Detection supposed of a gravitational wave
A South Pole Telescope called BICEP-2 (Background Imaging of Cosmic Extragalactic Polarization 2) has enabled scientists to analyze the polarization of the light emitted by the early universe. This detection confirms Einstein's general relativity predicted the existence of gravitational waves, as a shiver of space-time caused by a large displacement of masses. How gravitational waves can be detected when they do not interact with matter? The telescope has detected a subtle property of the cosmic microwave background discovered in 1964, the famous primitive radiation Big Bang old 13,800,000,000 years. BICEP measured the polarization to large-scale microwave radiation. Only primordial gravitational waves can print such a model only if they were amplified by inflation. What is inflation? The distribution of matter in space is too uniform to be due solely Big bang. In the 1970s, cosmologists have imagined a sudden expansion of the universe, they called inflation. This inflation took place from the first second after Big Bang. Only inflation can amplify sufficiently primordial gravitational wave signal to make it detectable. Scientists with BICEP-2 specifically were looking to measure the polarization of the cosmic microwave background, i.e. the orientation of the electric field in the sky.
They were looking for a specific type of polarization called B-modes, a model of vortex in the direction to polarized light from the ancient universe. In theory, this swirling pattern of polarization (see picture opposite) can only be created from gravitational waves. This is what BICEP-2 was found. " This is a very clean signature of these gravity waves," said Stanford physicist Kent Irwin. "But because of the importance of these results, they should be viewed with skepticism... there is, in this condition, oddities in the results that may be disturbing... I'm looking forward to seeing these results confirmed or reversed by other experiences, " said David Spergel, a professor of astrophysics at Princeton University. Indeed, the measurement is so difficult to do, it could easily be contaminated. Collaboration with other space telescopes such as Planck, should publish the results soon on the polarization of the cosmic microwave background. Further experiments are working on similar goals, which may support or go against BICEP-2. The June 5, 2014, at the Congress of the American Astronomical Society, David Spergel announced that the polarization B-Mode detected by BICEP2 could instead be the result of light scattering in the dust between the stars of the Milky Way. If the primordial gravitational waves are so anxiously hoped, is that they can confirm that inflation has occurred.
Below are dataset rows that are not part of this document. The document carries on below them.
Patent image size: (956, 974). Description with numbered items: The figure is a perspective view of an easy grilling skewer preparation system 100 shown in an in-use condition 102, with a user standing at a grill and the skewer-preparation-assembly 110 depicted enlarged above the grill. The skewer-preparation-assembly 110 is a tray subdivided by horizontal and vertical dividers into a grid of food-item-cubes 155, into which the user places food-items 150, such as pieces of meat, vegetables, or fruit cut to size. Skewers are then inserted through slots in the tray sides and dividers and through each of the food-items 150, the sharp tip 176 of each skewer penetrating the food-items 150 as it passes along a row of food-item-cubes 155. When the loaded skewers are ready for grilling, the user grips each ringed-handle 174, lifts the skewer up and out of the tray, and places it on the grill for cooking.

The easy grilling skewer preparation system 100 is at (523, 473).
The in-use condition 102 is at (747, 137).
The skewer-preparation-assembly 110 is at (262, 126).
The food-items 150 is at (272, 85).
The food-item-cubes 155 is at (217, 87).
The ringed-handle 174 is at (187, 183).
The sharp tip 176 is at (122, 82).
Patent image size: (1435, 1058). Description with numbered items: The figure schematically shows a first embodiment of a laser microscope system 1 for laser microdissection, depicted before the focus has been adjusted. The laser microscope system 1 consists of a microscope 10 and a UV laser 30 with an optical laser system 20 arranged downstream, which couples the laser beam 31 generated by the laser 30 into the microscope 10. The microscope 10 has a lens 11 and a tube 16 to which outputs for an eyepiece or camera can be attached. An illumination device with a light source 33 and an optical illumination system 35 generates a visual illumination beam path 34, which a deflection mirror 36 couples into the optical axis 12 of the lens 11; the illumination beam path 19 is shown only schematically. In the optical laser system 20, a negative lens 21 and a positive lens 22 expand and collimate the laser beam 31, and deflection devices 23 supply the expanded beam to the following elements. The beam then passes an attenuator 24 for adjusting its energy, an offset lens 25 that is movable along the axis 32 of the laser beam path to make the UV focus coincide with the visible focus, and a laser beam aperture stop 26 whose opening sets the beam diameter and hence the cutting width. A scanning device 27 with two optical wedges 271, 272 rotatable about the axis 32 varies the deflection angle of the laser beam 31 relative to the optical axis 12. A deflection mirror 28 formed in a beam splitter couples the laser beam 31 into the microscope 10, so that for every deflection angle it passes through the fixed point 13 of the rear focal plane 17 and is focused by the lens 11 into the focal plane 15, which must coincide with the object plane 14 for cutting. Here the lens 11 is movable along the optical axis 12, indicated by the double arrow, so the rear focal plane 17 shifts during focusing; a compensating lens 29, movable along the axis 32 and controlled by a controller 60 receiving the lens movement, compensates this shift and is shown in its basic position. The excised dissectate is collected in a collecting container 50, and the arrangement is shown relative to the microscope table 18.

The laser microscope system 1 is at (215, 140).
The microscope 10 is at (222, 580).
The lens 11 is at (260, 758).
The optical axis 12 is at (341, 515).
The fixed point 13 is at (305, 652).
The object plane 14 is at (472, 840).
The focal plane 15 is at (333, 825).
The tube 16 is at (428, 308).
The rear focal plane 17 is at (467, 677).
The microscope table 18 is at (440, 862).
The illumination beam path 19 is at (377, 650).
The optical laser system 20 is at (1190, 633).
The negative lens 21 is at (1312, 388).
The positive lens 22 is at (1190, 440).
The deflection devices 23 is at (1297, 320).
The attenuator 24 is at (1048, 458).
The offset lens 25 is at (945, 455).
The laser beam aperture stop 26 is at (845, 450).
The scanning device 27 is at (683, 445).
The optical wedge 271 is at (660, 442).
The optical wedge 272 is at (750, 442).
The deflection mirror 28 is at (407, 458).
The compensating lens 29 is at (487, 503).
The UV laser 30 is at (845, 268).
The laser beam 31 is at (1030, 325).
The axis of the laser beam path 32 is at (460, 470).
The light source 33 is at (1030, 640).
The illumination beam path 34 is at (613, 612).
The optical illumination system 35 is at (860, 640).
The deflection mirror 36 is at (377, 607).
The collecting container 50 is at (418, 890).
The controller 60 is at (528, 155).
Image: Gravitational waves of cosmic inflation, interpreted in the radiation of the cosmic microwave background image collected by a telescope experience BICEP-2 (Background Imaging of Cosmic Extragalactic Polarization) at the South Pole. Scientists estimate that the polarization or orientation wave, light is proof in the form of a signature called B-mode polarization or swirling pattern of polarization. This wave is represented on the image by small black lines guided by the whirlwind. The color indicates small temperature fluctuations in the cosmic microwave background that correspond to density fluctuations in the early universe.